The advantages of the present invention are numerous. The inflatable system provides ballistic protection as the tensioned flexible members (e.g., lines and fabric sheets) dispersed an inflated plenum serve to alter an incoming projectile's trajectory while simultaneously absorbing the kinetic energy thereof. In addition, the inflatable system's two spaced apart major walls mitigate shock resulting from a blast event. The system is collapsible and lightweight, and can be adapted to conform to any shape/size.

The present invention provides the means to build an armor panel of great thickness and low weight. Armor thickness is of great importance as it is the only means available to overcome the basic thermodynamic limitation imposed by the fact that it takes time to transfer/absorb energy/work. Thus, a thicker armor provides the time necessary to effect energy transfer/absorption of a projectile or blast energy.

Although the invention has been described relative to a specific embodiment thereof, there are numerous variations and modifications that will be readily apparent to those skilled in the art in light of the above teachings. It is therefore to be understood that, within the scope of the appended claims, the invention may be practiced other than as specifically described.

Claims

1. A trajectory altering and blast energy absorption system, comprising:

a flexible and sealable plenum having opposing walls that are spaced apart from one another when said plenum is inflated;

a fluid for inflating said plenum; and

means, dispersed in said plenum, for altering trajectory of a projectile entering said plenum so-inflated with said fluid, said means comprising

a plurality of flexible lines coupled to said walls of said plenum, said plurality of flexible lines being placed in tension when said plenum is inflated with said fluid,

a plurality of ballistic armor fabric sheets in said plenum with said plurality of flexible lines passing therethrough, and

a plurality of shaped objects in said plenum.

2. A trajectory altering and blast energy absorption system as in claim 1 wherein each of said plurality of shaped objects comprises a ceramic object.

3. A trajectory altering and blast energy absorption system as in claim 1 wherein said plurality of ballistic armor fabric sheets are disposed at a plurality of angles relative to said walls of said plenum.
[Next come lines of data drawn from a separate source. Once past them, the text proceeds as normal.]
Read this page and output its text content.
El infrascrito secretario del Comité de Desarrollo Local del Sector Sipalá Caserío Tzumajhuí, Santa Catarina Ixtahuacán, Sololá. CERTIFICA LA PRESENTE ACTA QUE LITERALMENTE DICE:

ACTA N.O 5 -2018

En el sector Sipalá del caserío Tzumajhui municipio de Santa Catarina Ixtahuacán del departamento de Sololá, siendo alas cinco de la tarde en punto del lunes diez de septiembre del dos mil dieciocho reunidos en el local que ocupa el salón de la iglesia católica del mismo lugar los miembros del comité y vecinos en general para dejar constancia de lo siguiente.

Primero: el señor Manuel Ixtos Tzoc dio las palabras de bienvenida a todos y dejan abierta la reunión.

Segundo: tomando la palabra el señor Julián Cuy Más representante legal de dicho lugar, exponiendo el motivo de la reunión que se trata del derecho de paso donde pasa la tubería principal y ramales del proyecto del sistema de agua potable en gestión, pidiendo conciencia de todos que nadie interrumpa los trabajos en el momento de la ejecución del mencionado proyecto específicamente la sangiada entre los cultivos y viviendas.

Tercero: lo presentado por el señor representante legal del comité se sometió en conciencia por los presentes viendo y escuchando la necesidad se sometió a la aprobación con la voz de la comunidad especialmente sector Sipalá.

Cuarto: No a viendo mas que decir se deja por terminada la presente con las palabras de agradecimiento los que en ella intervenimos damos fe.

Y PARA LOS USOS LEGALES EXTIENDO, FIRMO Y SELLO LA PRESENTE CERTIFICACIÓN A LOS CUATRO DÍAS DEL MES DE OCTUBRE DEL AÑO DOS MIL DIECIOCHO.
4. A trajectory altering and blast energy absorption system as in claim 1 wherein each of said plurality of flexible lines comprises at least one fiber.

5. A trajectory altering and blast energy absorption system as in claim 1 further comprising a polymeric sealing material coupled to each of said walls of said plenum for sealing punctures therein.

6. A trajectory altering and blast energy absorption system as in claim 1 wherein said fluid is air.

7. A trajectory altering and blast energy absorption system as in claim 1 wherein said plurality of shaped objects is selected from the group consisting of spheres, cubes, pyramids, irregular shapes, and mixtures thereof.